Easingwood: Oh God, yes.

Geoghegan: Well, there’s been a tremendous centralization of power in terms of communication staff and others in the Premier’s office, but that’s a trend that’s been continuing under…that happened under the NDP under Glen Clark….

Easingwood: Under Bill Bennett.

Geoghegan: That’s a trend that continues, the reason being…and it happens with all political parties and it happens in other provinces and it happens in Ottawa, and that is because we nit-pick politicians. So what we are in effect doing as the media, as citizens who nit-pick politicians is we’re driving political power out of the hands of politicians and driving it into the hands of civil servants and driving it into the hands of political staffers, and the only sort of elected official who nominally has the power is the Premier. In fact, his new inner circle whereas years ago it would have been cabinet ministers and MLAs is now political staffers and key bureaucrats.

Easingwood: All his buddies.

Let’s get the final word here from David.
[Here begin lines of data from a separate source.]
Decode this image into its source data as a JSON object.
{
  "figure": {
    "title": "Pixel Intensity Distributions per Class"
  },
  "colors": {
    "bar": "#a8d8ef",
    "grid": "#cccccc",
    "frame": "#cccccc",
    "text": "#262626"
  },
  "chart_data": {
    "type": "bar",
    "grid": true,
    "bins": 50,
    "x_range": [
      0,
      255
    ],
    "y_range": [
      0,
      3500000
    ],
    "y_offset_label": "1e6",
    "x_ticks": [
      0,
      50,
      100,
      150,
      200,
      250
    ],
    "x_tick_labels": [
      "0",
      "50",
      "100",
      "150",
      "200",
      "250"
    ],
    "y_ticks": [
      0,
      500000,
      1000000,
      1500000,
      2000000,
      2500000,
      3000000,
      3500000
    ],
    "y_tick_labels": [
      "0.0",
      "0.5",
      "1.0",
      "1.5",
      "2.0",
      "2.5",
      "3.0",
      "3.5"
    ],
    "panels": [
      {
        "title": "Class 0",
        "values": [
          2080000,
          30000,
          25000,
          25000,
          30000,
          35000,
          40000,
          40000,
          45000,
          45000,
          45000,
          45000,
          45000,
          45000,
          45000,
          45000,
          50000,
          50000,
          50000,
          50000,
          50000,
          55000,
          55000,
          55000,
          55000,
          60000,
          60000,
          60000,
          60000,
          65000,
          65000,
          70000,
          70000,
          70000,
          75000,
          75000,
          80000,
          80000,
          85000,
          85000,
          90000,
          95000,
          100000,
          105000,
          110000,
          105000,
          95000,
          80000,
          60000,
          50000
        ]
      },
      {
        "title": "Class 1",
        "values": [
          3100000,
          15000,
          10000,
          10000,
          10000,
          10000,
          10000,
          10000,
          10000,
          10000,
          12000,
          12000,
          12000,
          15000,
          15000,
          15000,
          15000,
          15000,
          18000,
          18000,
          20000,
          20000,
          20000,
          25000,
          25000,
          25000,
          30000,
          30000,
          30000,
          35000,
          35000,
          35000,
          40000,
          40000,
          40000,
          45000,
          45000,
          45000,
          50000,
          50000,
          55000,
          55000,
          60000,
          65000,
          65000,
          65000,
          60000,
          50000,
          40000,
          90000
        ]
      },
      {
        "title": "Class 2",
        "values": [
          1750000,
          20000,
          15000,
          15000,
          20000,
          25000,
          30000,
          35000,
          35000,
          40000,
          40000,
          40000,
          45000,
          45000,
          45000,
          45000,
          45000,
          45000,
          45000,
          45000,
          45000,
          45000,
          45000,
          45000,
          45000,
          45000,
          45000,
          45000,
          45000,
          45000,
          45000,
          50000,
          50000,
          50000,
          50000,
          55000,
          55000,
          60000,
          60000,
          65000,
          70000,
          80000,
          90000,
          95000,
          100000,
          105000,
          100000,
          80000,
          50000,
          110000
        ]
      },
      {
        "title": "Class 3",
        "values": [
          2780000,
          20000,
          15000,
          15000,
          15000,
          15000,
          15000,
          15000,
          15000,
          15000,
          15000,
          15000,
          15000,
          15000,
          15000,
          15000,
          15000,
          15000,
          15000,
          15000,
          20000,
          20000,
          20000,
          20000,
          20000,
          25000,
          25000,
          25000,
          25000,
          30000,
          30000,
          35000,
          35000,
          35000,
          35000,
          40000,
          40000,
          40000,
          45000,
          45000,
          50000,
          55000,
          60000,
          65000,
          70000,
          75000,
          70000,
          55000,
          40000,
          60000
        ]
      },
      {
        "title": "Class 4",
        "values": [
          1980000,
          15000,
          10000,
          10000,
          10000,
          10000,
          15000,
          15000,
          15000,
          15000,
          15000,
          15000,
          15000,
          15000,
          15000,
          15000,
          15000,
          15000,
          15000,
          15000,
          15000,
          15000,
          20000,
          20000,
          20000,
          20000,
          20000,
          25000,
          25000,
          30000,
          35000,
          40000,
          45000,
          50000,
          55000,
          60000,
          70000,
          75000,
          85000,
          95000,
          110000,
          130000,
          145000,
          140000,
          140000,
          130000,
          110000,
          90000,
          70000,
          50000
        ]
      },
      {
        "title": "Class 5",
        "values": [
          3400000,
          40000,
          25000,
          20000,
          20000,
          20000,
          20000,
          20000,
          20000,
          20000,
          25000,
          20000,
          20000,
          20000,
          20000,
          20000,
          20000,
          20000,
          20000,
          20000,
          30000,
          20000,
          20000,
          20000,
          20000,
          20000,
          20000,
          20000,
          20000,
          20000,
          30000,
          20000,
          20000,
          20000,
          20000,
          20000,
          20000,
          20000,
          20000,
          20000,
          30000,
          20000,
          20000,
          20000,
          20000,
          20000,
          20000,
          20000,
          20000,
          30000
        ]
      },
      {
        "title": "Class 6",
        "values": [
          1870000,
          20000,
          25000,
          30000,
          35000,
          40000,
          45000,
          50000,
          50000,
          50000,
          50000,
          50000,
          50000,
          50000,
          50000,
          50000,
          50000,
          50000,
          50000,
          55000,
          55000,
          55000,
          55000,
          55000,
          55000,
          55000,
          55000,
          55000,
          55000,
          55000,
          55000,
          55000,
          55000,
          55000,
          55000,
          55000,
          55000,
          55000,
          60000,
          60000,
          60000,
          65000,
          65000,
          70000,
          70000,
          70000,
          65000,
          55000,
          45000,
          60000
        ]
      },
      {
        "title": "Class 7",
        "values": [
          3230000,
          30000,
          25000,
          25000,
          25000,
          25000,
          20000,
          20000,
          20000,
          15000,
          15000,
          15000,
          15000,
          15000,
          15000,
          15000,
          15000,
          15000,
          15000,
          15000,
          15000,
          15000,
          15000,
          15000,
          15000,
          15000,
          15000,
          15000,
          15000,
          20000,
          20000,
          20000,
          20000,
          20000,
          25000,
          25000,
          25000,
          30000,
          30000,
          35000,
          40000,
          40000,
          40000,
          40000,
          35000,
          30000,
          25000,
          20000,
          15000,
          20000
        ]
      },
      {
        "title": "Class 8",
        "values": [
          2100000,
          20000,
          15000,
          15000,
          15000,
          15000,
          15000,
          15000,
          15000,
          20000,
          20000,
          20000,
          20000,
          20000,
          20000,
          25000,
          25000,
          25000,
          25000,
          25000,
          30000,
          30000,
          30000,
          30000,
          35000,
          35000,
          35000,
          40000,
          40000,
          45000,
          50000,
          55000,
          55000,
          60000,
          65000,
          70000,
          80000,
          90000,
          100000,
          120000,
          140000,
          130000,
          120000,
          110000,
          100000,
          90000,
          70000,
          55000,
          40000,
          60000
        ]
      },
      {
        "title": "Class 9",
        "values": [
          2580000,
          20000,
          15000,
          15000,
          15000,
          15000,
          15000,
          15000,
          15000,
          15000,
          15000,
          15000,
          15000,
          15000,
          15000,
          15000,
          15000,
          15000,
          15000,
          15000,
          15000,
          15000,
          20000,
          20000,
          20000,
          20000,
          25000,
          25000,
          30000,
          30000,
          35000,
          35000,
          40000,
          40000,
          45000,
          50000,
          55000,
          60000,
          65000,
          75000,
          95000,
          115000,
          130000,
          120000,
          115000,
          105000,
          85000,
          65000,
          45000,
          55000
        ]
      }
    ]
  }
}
Schreck: I disagree with Mike. But wherever you stand on this pay issue, the point is that Gordon Campbell was trying to score cheap political points on it, and he was making misleading statements doing so. He may say, oh, he said what was accurate and you just didn’t understand. One way or the other Campbell is trying to play games, taking political credit, claiming he is taking a pay cut when it’s peanuts, and he’s laughing all the way to the bank with a 54 percent pay increase he gave himself in 2007.

Easingwood: There we leave it, gentlemen.